A Bay Area apartment tenant says he was getting ready for bed when he stepped outside for a late-night cigarette and walked straight into a confrontation with an intoxicated neighbor.

He explained in a Reddit post that he had lived in the apartment complex for only a couple of months. He was not especially close with the neighbors, but things had been normal enough — polite hellos, small talk, nothing more.

That night, he went outside to smoke before bed.

As he was lighting the cigarette, his clearly drunk neighbor walked by and started screaming at him. The neighbor called him names and threatened to tear his head off while coming toward him.

The tenant said he was new to the neighborhood and already thought it felt sketchier than places he had lived before, so he decided not to risk it. He went straight back inside as quickly as possible and locked the door behind him.

The neighbor reached the door right after that.
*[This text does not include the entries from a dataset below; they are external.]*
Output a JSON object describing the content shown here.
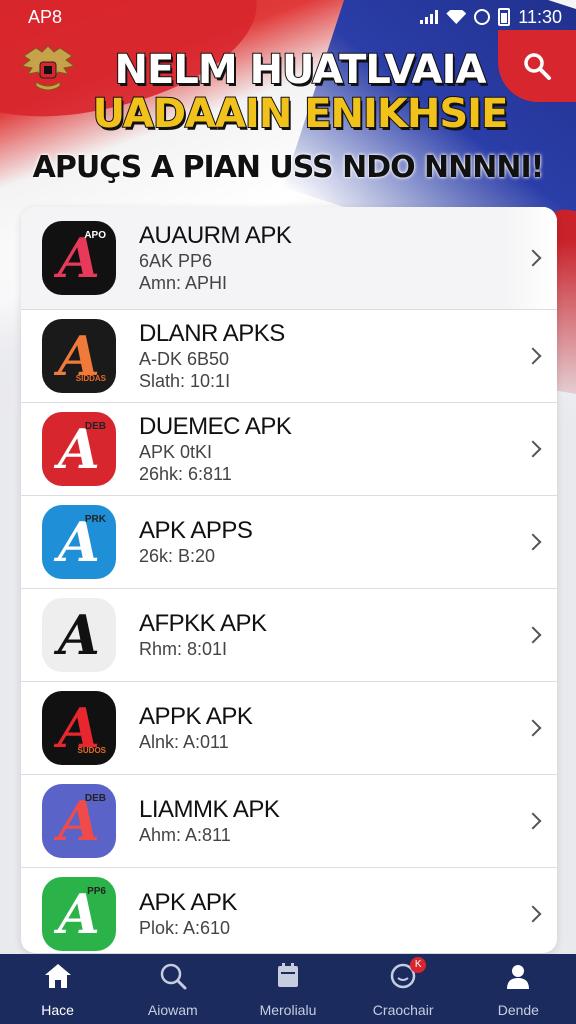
{
  "status_bar": {
    "left_text": "AP8",
    "time": "11:30"
  },
  "header": {
    "title_line1": "NELM HUATLVAIA",
    "title_line2": "UADAAIN ENIKHSIE",
    "subtitle": "APUÇS A PIAN USS NDO NNNNI!"
  },
  "apps": [
    {
      "name": "AUAURM APK",
      "line1": "6AK PP6",
      "line2": "Amn: APHI",
      "icon_bg": "#111111",
      "glyph_color": "#e8395a",
      "tiny": "APO",
      "tinyb": ""
    },
    {
      "name": "DLANR APKS",
      "line1": "A-DK 6B50",
      "line2": "Slath: 10:1I",
      "icon_bg": "#1a1a1a",
      "glyph_color": "#f07a3a",
      "tiny": "",
      "tinyb": "SIDDAS"
    },
    {
      "name": "DUEMEC APK",
      "line1": "APK 0tKI",
      "line2": "26hk: 6:811",
      "icon_bg": "#d7262e",
      "glyph_color": "#ffffff",
      "tiny": "DEB",
      "tinyb": ""
    },
    {
      "name": "APK  APPS",
      "line1": "26k: B:20",
      "line2": "",
      "icon_bg": "#1f8fd8",
      "glyph_color": "#ffffff",
      "tiny": "PRK",
      "tinyb": ""
    },
    {
      "name": "AFPKK APK",
      "line1": "Rhm: 8:01I",
      "line2": "",
      "icon_bg": "#eeeeee",
      "glyph_color": "#111111",
      "tiny": "",
      "tinyb": ""
    },
    {
      "name": "APPK APK",
      "line1": "Alnk: A:011",
      "line2": "",
      "icon_bg": "#111111",
      "glyph_color": "#e8262e",
      "tiny": "",
      "tinyb": "SUDOS"
    },
    {
      "name": "LIAMMK APK",
      "line1": "Ahm: A:811",
      "line2": "",
      "icon_bg": "#5a63c8",
      "glyph_color": "#f04a4a",
      "tiny": "DEB",
      "tinyb": ""
    },
    {
      "name": "APK  APK",
      "line1": "Plok: A:610",
      "line2": "",
      "icon_bg": "#2bb34a",
      "glyph_color": "#ffffff",
      "tiny": "PP6",
      "tinyb": ""
    }
  ],
  "bottom_nav": [
    {
      "label": "Hace",
      "icon": "home-icon",
      "active": true
    },
    {
      "label": "Aiowam",
      "icon": "search-icon",
      "active": false
    },
    {
      "label": "Merolialu",
      "icon": "folder-icon",
      "active": false
    },
    {
      "label": "Craochair",
      "icon": "chat-icon",
      "active": false,
      "badge": "K"
    },
    {
      "label": "Dende",
      "icon": "profile-icon",
      "active": false
    }
  ]
}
Then he started beating on it.

The tenant said the man kept screaming threats while trying to open the door and get inside. It was around 11:30 p.m., and the tenant had no idea whether the neighbor had a weapon or whether he was simply drunk and angry.

So he called police.

He moved to the kitchen because it was the farthest spot from the front door, then told the dispatcher exactly what was happening. He said he even repeated the neighbor’s threats word for word as they were happening in real time.
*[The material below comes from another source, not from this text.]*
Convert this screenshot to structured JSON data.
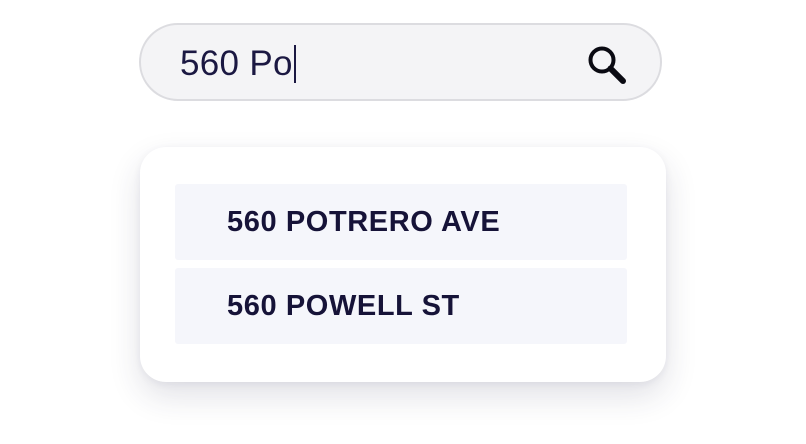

The dispatcher told him someone would be right over.

Ten minutes passed.

The neighbor was still banging, yelling, and trying to get in.

No officers had arrived.

The tenant called again, increasingly scared. He had never had anyone try to break into his home before, and the neighbor sounded like he was more than just drunk. But according to the tenant, police essentially told him the same thing again and hung up.

That part bothered him almost as much as the neighbor did. He expected the dispatcher to stay on the phone or treat the active attempt to enter as urgent. Instead, he was left standing in his kitchen listening to the man at the door while waiting.
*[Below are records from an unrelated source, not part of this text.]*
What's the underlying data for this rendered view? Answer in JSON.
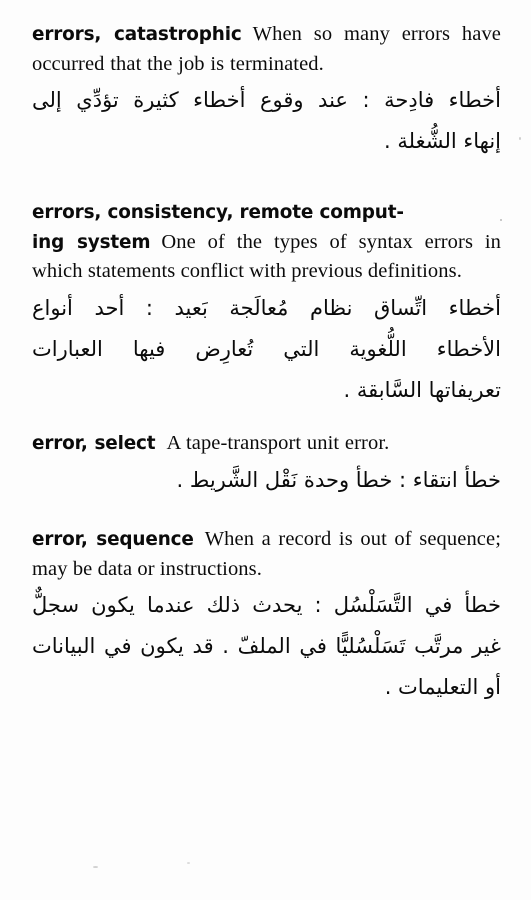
{
  "page": {
    "type": "scanned-dictionary-page",
    "language_pair": "English-Arabic",
    "background_color": "#fdfdfd",
    "text_color": "#0b0b0b"
  },
  "entries": [
    {
      "headword": "errors, catastrophic",
      "definition_en": "When so many errors have occurred that the job is terminated.",
      "definition_ar_lines": [
        "أخطاء فادِحة : عند وقوع أخطاء كثيرة تؤدِّي إلى",
        "إنهاء الشُّغلة ."
      ]
    },
    {
      "headword": "errors, consistency, remote comput-ing system",
      "headword_line_1": "errors, consistency, remote comput-",
      "headword_line_2": "ing system",
      "definition_en": "One of the types of syntax errors in which statements conflict with previous definitions.",
      "definition_ar_lines": [
        "أخطاء اتِّساق نظام مُعالَجة بَعيد : أحد أنواع",
        "الأخطاء اللُّغوية التي تُعارِض فيها العبارات",
        "تعريفاتها السَّابقة ."
      ]
    },
    {
      "headword": "error, select",
      "definition_en": "A tape-transport unit error.",
      "definition_ar_lines": [
        "خطأ انتقاء : خطأ وحدة نَقْل الشَّريط ."
      ]
    },
    {
      "headword": "error, sequence",
      "definition_en": "When a record is out of sequence; may be data or instructions.",
      "definition_ar_lines": [
        "خطأ في التَّسَلْسُل : يحدث ذلك عندما يكون سجلٌّ",
        "غير مرتَّب تَسَلْسُليًّا في الملفّ . قد يكون في البيانات",
        "أو التعليمات ."
      ]
    }
  ]
}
Eventually, he realized police had arrived only because the banging stopped.

He went outside and explained what had happened to one officer while another spoke with the neighbor. He described the threats, the attempted forced entry, and the fact that he had no history with the man at all.

Then the second officer came over after letting the neighbor return to his own apartment.

The officer reportedly told the tenant the man had simply had too much to drink and was upset that the tenant had been smoking outside. The tenant had not known the smoking bothered him. He said it was a late-night habit he did every few nights and that no one had complained before.

That explanation did not make him feel safer.

His neighbor had just tried to get through his door while screaming threats, and now he was back inside the same apartment complex, close enough to come back again.

The tenant asked if he could press charges.

According to him, the officer mocked him. The officer said the neighbor had agreed to stay inside and told him to call again if anything else happened.

That response left the tenant confused and angry. He had believed an attempted break-in with threats would be treated like a serious crime, not a drunken misunderstanding. He wanted to know whether he really had no recourse beyond waiting for the same neighbor to come back.

Commenters explained that technically, private citizens do not “press charges” themselves; prosecutors decide whether criminal charges are filed. But many still agreed he should have received a police report and should document the incident with the landlord.

That became the real practical issue. If the neighbor lived in the same complex and had already behaved violently toward another tenant, the landlord needed to know. If the neighbor had caused problems before, this incident could become part of a larger pattern. And if the tenant no longer felt safe, a paper trail could matter later.

The tenant clarified in the comments that he lived near the Oakland/San Leandro border. He also said the neighbor’s window was near his front door, so it was possible smoke had drifted toward the neighbor’s apartment. But even then, he pointed out that the neighbor smoked inside his own apartment daily.

More importantly, smoke drifting near a window does not excuse trying to force your way into someone’s home while threatening them.

The post did not end with the neighbor being arrested or removed. It ended with the tenant feeling unsafe and unsure what to do next.

And that is the part that made the situation so unsettling. The physical door held. Police eventually arrived. Nobody was hurt.

But the neighbor still lived right there.

Commenters mostly told him to document the incident and talk to his landlord. Many said the landlord may care a lot if one tenant is threatening another and trying to force entry into their apartment.

Several people explained that he could not personally “press charges” the way people often say. He could report what happened, ask for a police report, and cooperate, but the district attorney would decide whether to charge the neighbor.

A lot of commenters suggested building a record: police report numbers, written complaints to management, dates, times, and details of any future incidents.

Others recommended asking the landlord about reinforcing the door, adding cameras, or installing extra locks if the lease allowed it.

The strongest advice was simple: do not let this be treated as a one-off drunk outburst. A neighbor trying to force his way into your home while screaming threats is a safety issue, and it needs a written trail before it happens again.